By 2003, Chigurupati was on his own. He took control of Zenotech Labs. There he was again building a portfolio of biosimilars and cancer drugs, that he honed at Dr Reddy's.
Malvinder Singh of Ranbaxy Laboratories, India's largest drugmaker then was looking to enter biosimilars (It was then called bio-generics). He found a willing partner in Chigurupati and first struck a partnership with him by taking a 10 percent stake in Zenotech. Within a year, he raised the stake to 45 percent by paying Rs 234 crore in 2007.
Singh didn't stop there. He signed a definitive agreement, under which Ranbaxy would raise its stake further by buying shares of promoters at Rs 160 per share through a preferential allotment by Zenotech. Ranbaxy acquired a further 2.20 percent in January 2008 through an open offer at Rs. 160 per share.
The deal stipulated that Zenotech develop and make regulatory filings for 11 oncology products while Ranbaxy would be responsible for marketing generic versions of the drugs in the US and Canada.
But Singh brothers soon sold Ranbaxy to Japanese drug maker Daiichi Sankyo, and Daiichi reduced the offer to Rs. 113.62 per share.

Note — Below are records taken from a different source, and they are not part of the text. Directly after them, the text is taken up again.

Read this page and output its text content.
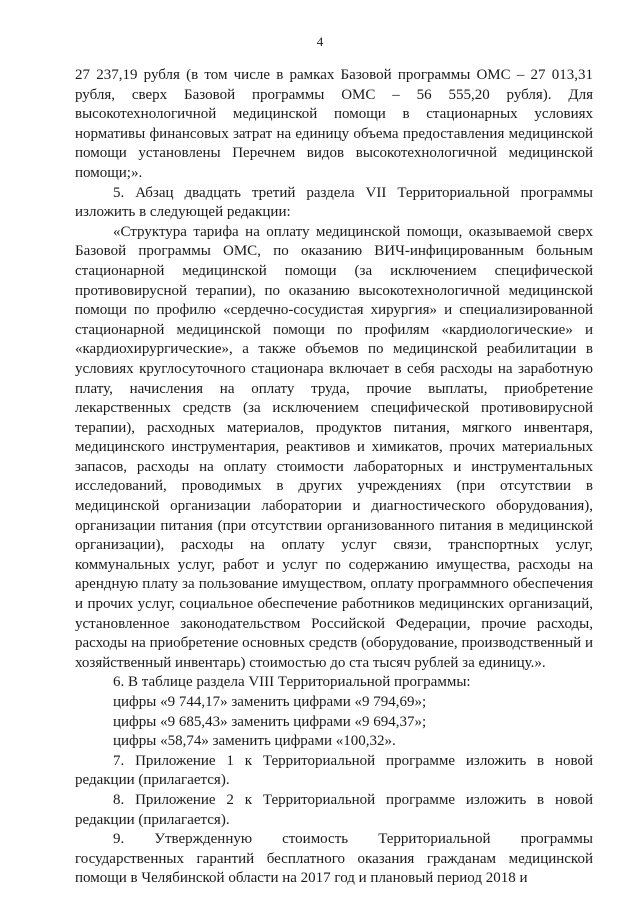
4

27 237,19 рубля (в том числе в рамках Базовой программы ОМС – 27 013,31 рубля, сверх Базовой программы ОМС – 56 555,20 рубля). Для высокотехнологичной медицинской помощи в стационарных условиях нормативы финансовых затрат на единицу объема предоставления медицинской помощи установлены Перечнем видов высокотехнологичной медицинской помощи;».

5. Абзац двадцать третий раздела VII Территориальной программы изложить в следующей редакции:

«Структура тарифа на оплату медицинской помощи, оказываемой сверх Базовой программы ОМС, по оказанию ВИЧ-инфицированным больным стационарной медицинской помощи (за исключением специфической противовирусной терапии), по оказанию высокотехнологичной медицинской помощи по профилю «сердечно-сосудистая хирургия» и специализированной стационарной медицинской помощи по профилям «кардиологические» и «кардиохирургические», а также объемов по медицинской реабилитации в условиях круглосуточного стационара включает в себя расходы на заработную плату, начисления на оплату труда, прочие выплаты, приобретение лекарственных средств (за исключением специфической противовирусной терапии), расходных материалов, продуктов питания, мягкого инвентаря, медицинского инструментария, реактивов и химикатов, прочих материальных запасов, расходы на оплату стоимости лабораторных и инструментальных исследований, проводимых в других учреждениях (при отсутствии в медицинской организации лаборатории и диагностического оборудования), организации питания (при отсутствии организованного питания в медицинской организации), расходы на оплату услуг связи, транспортных услуг, коммунальных услуг, работ и услуг по содержанию имущества, расходы на арендную плату за пользование имуществом, оплату программного обеспечения и прочих услуг, социальное обеспечение работников медицинских организаций, установленное законодательством Российской Федерации, прочие расходы, расходы на приобретение основных средств (оборудование, производственный и хозяйственный инвентарь) стоимостью до ста тысяч рублей за единицу.».

6. В таблице раздела VIII Территориальной программы:

цифры «9 744,17» заменить цифрами «9 794,69»;

цифры «9 685,43» заменить цифрами «9 694,37»;

цифры «58,74» заменить цифрами «100,32».

7. Приложение 1 к Территориальной программе изложить в новой редакции (прилагается).

8. Приложение 2 к Территориальной программе изложить в новой редакции (прилагается).

9. Утвержденную стоимость Территориальной программы государственных гарантий бесплатного оказания гражданам медицинской помощи в Челябинской области на 2017 год и плановый период 2018 и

Chigurupati cried foul and started challenging the open offer in various courts. Daiichi was acquired by Sun Pharma.
Meanwhile, the biosimilar business of Ranbaxy never really took off and Zenotech simply crumbled. Chigurupati was forcefully evicted from Zenotech later by Daiichi.
"It was a disastrous acquisition for Ranbaxy," said an executive who also runs a vaccine company in the vicinity of Zenotech plant at Genome Valley in Hyderabad.
Losing focus and life
The deal with Ranbaxy made Chigurupati an overnight billionaire. Flush with cash he went on to acquire and set up at least a dozen companies.
The list included a local area bank, an asset management company, a contact lenses firm, a seed company, a sugar mill, 24x7 Telugu news channel, film production, real estate and a blood protein company.
He lived in a plush locality (even by American standards) of Jupiter, Florida, and travelled frequently to India to manage companies here.
Beneath all that glitter, things were falling apart.
People close to him said he lost focus, and his bets on most businesses went horribly wrong.
He defaulted on salaries to hundreds of employees. People working at his contact lenses' company and news channel were on the roads, protesting before his office for payment of dues.
At least two employees in the news channel were said to have committed suicide due to financial difficulties after they lost jobs.
"He relied on shady people to run the affairs for him, his eccentric ways and his unsavoury personal relationships have all undone him," said a person who knew Chigurupati for years.
He was essentially taking out money from one company, to pay salaries in the other. He was also borrowing money from outside, the person above said.
"His wife, aware of mismanagement, took charge of assets, bank accounts and even power to write cheques. He was in a cash crunch situation. His murder may have been linked to non-repayment of Rs 4.5 crore loan he took from this person called Rakesh Reddy," the person above added.
In all his businesses, Hemarus Therapeutics, that makes blood proteins, such as Hemophilia Factor IX for treating Hemophilia B patients, Fibrin sealant used in surgery and Factor VIII for Hemophilia A, is the only one that's doing okay.
But his murder and how his niece was involved as is alleged remain a mystery.